Intel training has led to thinking about questions and how to ask good ones. Specifically how to ask open ended questions for units that are sufficiently broad so that students can take them in a few different directions. I am trying to create a unit for year 12 English, which of course is a prescribed course and a lot of the content has to fit into some pretty tight restrictions. This said, the questions should still be thought provoking enough to allow, in fact encourage, students to want to take them further. I have settled on ‘How do people’s environments affect them?” this is fairly broad but still leads to the unit focus, which is Orwell’s world and how it relates to his fiction.
While looking at the ideas in the intel master trainer course we are thinking deeply about teaching and learning through projects. Projects are based on constructivist models of learning. As I predominantly teach VCE students projects, while certainly desirable, are not always suited, mainly because of time constraints. I have decided to modify the project somewhat to fit it with the study design as a result of these considerations. I originally wanted to create something that would help my students to improve their outcomes in the ‘Reading and Responding’ area of study. This outcome will be addressed through the text ‘Nineteen Eighty Four’ and this is a complex text. I am hoping, after reading through the intel material, to be able to create a project that is based around this text and that will enable students to write at a deeper level about the text as they read it. I read a lot about the collaborative nature of project based learning and so thought that peer reviewing and assessing would be a good way to do this. So far, what I have read through the course has not contradicted my belief that this is possible. So lets see…..
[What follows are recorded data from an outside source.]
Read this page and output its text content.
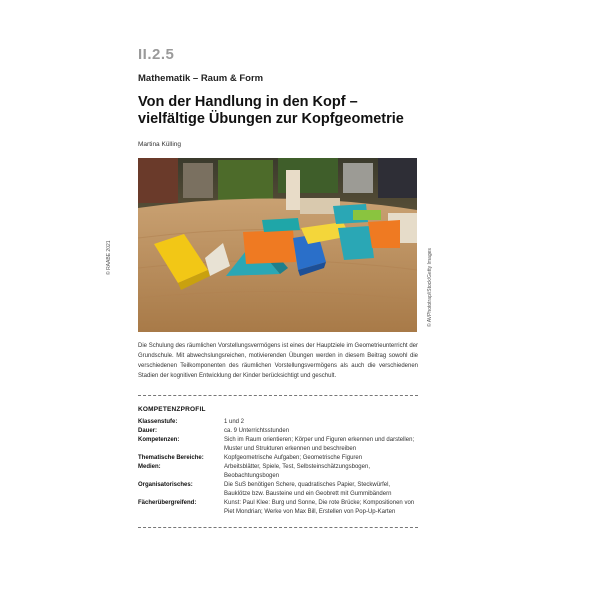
II.2.5
Mathematik – Raum & Form
Von der Handlung in den Kopf –
vielfältige Übungen zur Kopfgeometrie
Martina Külling
© RAABE 2021	© AVPhototrap/iStock/Getty Images
Die Schulung des räumlichen Vorstellungsvermögens ist eines der Hauptziele im Geometrieunterricht der Grundschule. Mit abwechslungsreichen, motivierenden Übungen werden in diesem Beitrag sowohl die verschiedenen Teilkomponenten des räumlichen Vorstellungsvermögens als auch die verschiedenen Stadien der kognitiven Entwicklung der Kinder berücksichtigt und geschult.
KOMPETENZPROFIL
Klassenstufe:	1 und 2
Dauer:	ca. 9 Unterrichtsstunden
Kompetenzen:	Sich im Raum orientieren; Körper und Figuren erkennen und darstellen; Muster und Strukturen erkennen und beschreiben
Thematische Bereiche:	Kopfgeometrische Aufgaben; Geometrische Figuren
Medien:	Arbeitsblätter, Spiele, Test, Selbsteinschätzungsbogen, Beobachtungsbogen
Organisatorisches:	Die SuS benötigen Schere, quadratisches Papier, Steckwürfel, Bauklötze bzw. Bausteine und ein Geobrett mit Gummibändern
Fächerübergreifend:	Kunst: Paul Klee: Burg und Sonne, Die rote Brücke; Kompositionen von Piet Mondrian; Werke von Max Bill, Erstellen von Pop-Up-Karten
I’ve just finished creating a few more intel tools for the classroom to use with my year 12 English class. There is a new assessment area that allows you to create and print rubrics based on your individual needs and to learn about assessment strategies and use rubrics already created.
I created a visual ranking tool for the year 12s doing Area of Study three, using language to persuade. The issue we’re discussing is dredging so I created this tool with a set of reasons for why we shouldn’t dredge Port Phillip bay. Students then have to rank them in order of importance and add short notes explaining their reasoning. They can then check their reasoning against the other groups and are given a correlation score.
I have also created a Showing Evidence tool for the same issue. Students need to provide evidence for the claim that we should not dredge the bay and then justify their reasons for choosing that particular evidence. This assists them in writing their analysis, as they can evaluate the arguments used and then print out their own arguments and those of the rest of the class.
Students are doing a Point of View piece about a current issue, they were encouraged to do this on the dredging issue, but we also wanted them to do their best and so we thought we should let them choose an issue. It will be interesting to see how many choose the issue that they’re analysing as this will give them a much greater understanding of the issue and should help their analysis to reach the necessary depth. We have very little time on this so students will have to be independent. I wish the VCE year was longer!